Two matters were voted on Tesla shareholders ‘meeting held on June 13

Recently, we learned from relevant channels that Tesla will hold the annual shareholders’ meeting on June 13.

It is reported that shareholders at this meeting need to vote on two major issues: CEO Musk’s $56 billion compensation package and whether the company’s domicile will be moved from Delaware to Texas, where the company is headquartered.

Two matters were voted on Tesla shareholders 'meeting held on June 13, Tesla even set up a website to ensure that the proposal was passed, hoping that his huge retail investors would vote in favor of it.

In response to Mr Musk’s $56 billion compensation plan, Tesla investor CEO–Ross Gerber of Gerber Kawasaki Wealth & Investment in California voted for Mr Musk’s pay package, saying: “although Tesla’s performance over the past 12-18 months has been much lower than we expected, Musk has achieved amazing results over the past 10 years.

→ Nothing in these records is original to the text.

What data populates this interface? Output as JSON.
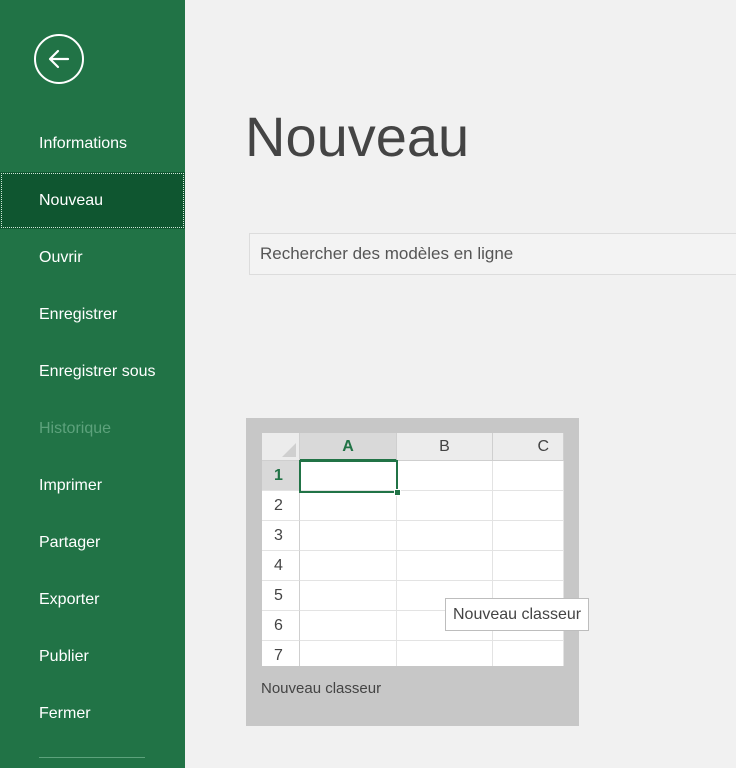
{
  "sidebar": {
    "back_icon": "back-arrow-icon",
    "items": [
      {
        "label": "Informations",
        "state": "normal"
      },
      {
        "label": "Nouveau",
        "state": "active"
      },
      {
        "label": "Ouvrir",
        "state": "normal"
      },
      {
        "label": "Enregistrer",
        "state": "normal"
      },
      {
        "label": "Enregistrer sous",
        "state": "normal"
      },
      {
        "label": "Historique",
        "state": "disabled"
      },
      {
        "label": "Imprimer",
        "state": "normal"
      },
      {
        "label": "Partager",
        "state": "normal"
      },
      {
        "label": "Exporter",
        "state": "normal"
      },
      {
        "label": "Publier",
        "state": "normal"
      },
      {
        "label": "Fermer",
        "state": "normal"
      }
    ]
  },
  "main": {
    "title": "Nouveau",
    "search": {
      "placeholder": "Rechercher des modèles en ligne",
      "value": ""
    },
    "template": {
      "label": "Nouveau classeur",
      "columns": [
        "A",
        "B",
        "C"
      ],
      "rows": [
        "1",
        "2",
        "3",
        "4",
        "5",
        "6",
        "7"
      ],
      "selected_column": "A",
      "selected_row": "1"
    },
    "tooltip": "Nouveau classeur"
  },
  "colors": {
    "accent": "#217346",
    "active_nav": "#0f5630",
    "disabled_nav": "#5da27c",
    "background": "#f1f1f1"
  }
}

” Glass Lewis, a third-party shareholder adviser, has publicly opposed it, arguing that the compensation package would over-dilute existing shareholders and be “too large” and that the proposal to move to Texas would bring “uncertain benefits and additional risks” to shareholders.

The position of ISS, a third-party consultancy, on the bill has not been announced.

The two companies are the largest independent shareholder advisers in the United States, and their recommendations have an important impact on investors’ voting decisions.

Two matters were voted on Tesla shareholders 'meeting held on June 13, analysts said that Musk’s leadership and innovation ability are the main reasons for Tesla’s share price premium, and if the compensation case is rejected, it may increase the uncertainty about the company’s future direction and leadership.

In January, Mr Musk expressed dissatisfaction with his current stake, saying he would feel uneasy without about 25 per cent of voting control, otherwise he would rather develop products outside Tesla.

When developing the stock option plan in 2018, Tesla’s board of directors said that Musk would only be paid if the company achieved excellent results and the share price soared.

But Tesla shareholders questioned the plan, and in the end, Mr Musk was entitled to about 304 million Tesla shares at a preset price of $23.

34 a share if the company met certain revenue, profit and share price targets.

The plan is divided into 12 separate parts, each linked to its own goals, worth about $51.

1 billion based on Tesla’s closing share price on Tuesday.

Mr Musk has achieved all 12 goals, but under the terms of his plan, he must hold the shares for at least five years before he can sell.

In addition, shareholders need to vote on whether the company will move its registration from Delaware to Texas.

Analysts believe that the board is very concerned about the results of the vote, but it is difficult to predict which proposals will be passed.

At the last shareholder meeting, Musk confirmed the launch date of Cybertruck, JB Straubel, the company’s former chief technology officer, joined its board, and Musk refuted rumors that he would step down as CEO.

The result of this year’s Tesla shareholders’ meeting is not only related to the company’s development strategy and compensation system, but also may affect the stock price performance.

(source: Wall Street.

Compiler / Auto House Yao Yu), return to the first electric net home page >.